Against this backdrop, a lot of questions arise about the very near future: from deeply practical to philosophical. Here are just some of them.
Why do we need interfaces for endless e-commerce services and service providers? As a user, I have to scroll through pages of products matching my queries, but I have to, not because I want to. My OpenAI account, after 3 years of constant conversation with me, holds enormous context about me and can pick out exactly what I need for this particular situation. Will the classic interface of online stores and marketplaces stay the same, or will they turn into APIs for my personal account with one of the foundation models?

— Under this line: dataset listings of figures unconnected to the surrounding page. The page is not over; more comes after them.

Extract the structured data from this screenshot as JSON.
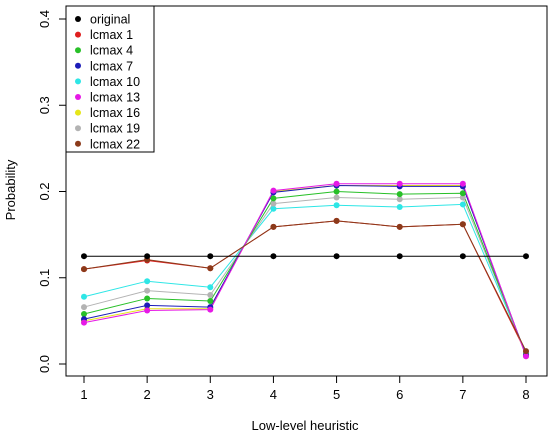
{
  "chart_data": {
    "type": "line",
    "title": "",
    "xlabel": "Low-level heuristic",
    "ylabel": "Probability",
    "x": [
      1,
      2,
      3,
      4,
      5,
      6,
      7,
      8
    ],
    "xlim": [
      1,
      8
    ],
    "ylim": [
      0,
      0.4
    ],
    "yticks": [
      "0.0",
      "0.1",
      "0.2",
      "0.3",
      "0.4"
    ],
    "xticks": [
      "1",
      "2",
      "3",
      "4",
      "5",
      "6",
      "7",
      "8"
    ],
    "grid": false,
    "legend_position": "top-left",
    "series": [
      {
        "name": "original",
        "color": "#000000",
        "values": [
          0.125,
          0.125,
          0.125,
          0.125,
          0.125,
          0.125,
          0.125,
          0.125
        ]
      },
      {
        "name": "lcmax 1",
        "color": "#DF1F1F",
        "values": [
          0.11,
          0.12,
          0.111,
          0.159,
          0.166,
          0.159,
          0.162,
          0.013
        ]
      },
      {
        "name": "lcmax 4",
        "color": "#28C028",
        "values": [
          0.058,
          0.076,
          0.073,
          0.192,
          0.2,
          0.197,
          0.198,
          0.011
        ]
      },
      {
        "name": "lcmax 7",
        "color": "#1C1CB8",
        "values": [
          0.052,
          0.068,
          0.066,
          0.199,
          0.207,
          0.206,
          0.206,
          0.01
        ]
      },
      {
        "name": "lcmax 10",
        "color": "#2EE6E6",
        "values": [
          0.078,
          0.096,
          0.089,
          0.18,
          0.184,
          0.182,
          0.185,
          0.012
        ]
      },
      {
        "name": "lcmax 13",
        "color": "#E619E6",
        "values": [
          0.048,
          0.062,
          0.063,
          0.201,
          0.209,
          0.209,
          0.209,
          0.009
        ]
      },
      {
        "name": "lcmax 16",
        "color": "#E6E619",
        "values": [
          0.05,
          0.064,
          0.064,
          0.2,
          0.207,
          0.207,
          0.207,
          0.009
        ]
      },
      {
        "name": "lcmax 19",
        "color": "#B3B3B3",
        "values": [
          0.066,
          0.085,
          0.08,
          0.186,
          0.193,
          0.191,
          0.193,
          0.012
        ]
      },
      {
        "name": "lcmax 22",
        "color": "#8B3A1A",
        "values": [
          0.11,
          0.121,
          0.111,
          0.159,
          0.166,
          0.159,
          0.162,
          0.015
        ]
      }
    ]
  }
}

How do we make interaction with LLMs even more native? Tapping fingertips on plastic squares isn't what evolution designed us for. The augmented intelligence concept suggests we'll interact with our LLMs in ways much more natural for us.
Are there risks of declining cognitive abilities? On one hand, writing and calculators reduced the load on our brains for certain cognitive tasks, and we don't seem to have gotten dumber from it. On the other hand, one concept in neuroscience says that to keep our brains sharp, we need to regularly invest energy in figuring out unfamiliar problems. This process seems radically changed: from minor appliance repairs to picking a wine fridge and educational courses, LLMs now take on a significant part of the work. There's early research on this, but looking at the design of these studies, particularly fMRI activation of different brain regions in people who actively use LLMs versus those who don't, I wouldn't trust them yet and would wait for something more substantial. So this question remains open for now.
A separate big topic is the restructuring of many industries and sectors, and it's a restructuring much more complex and interesting than the primitive concept of "AI will replace us all."
Bottom line: a layer of AI Native people is already forming, and it will most likely grow. And that's genuinely interesting.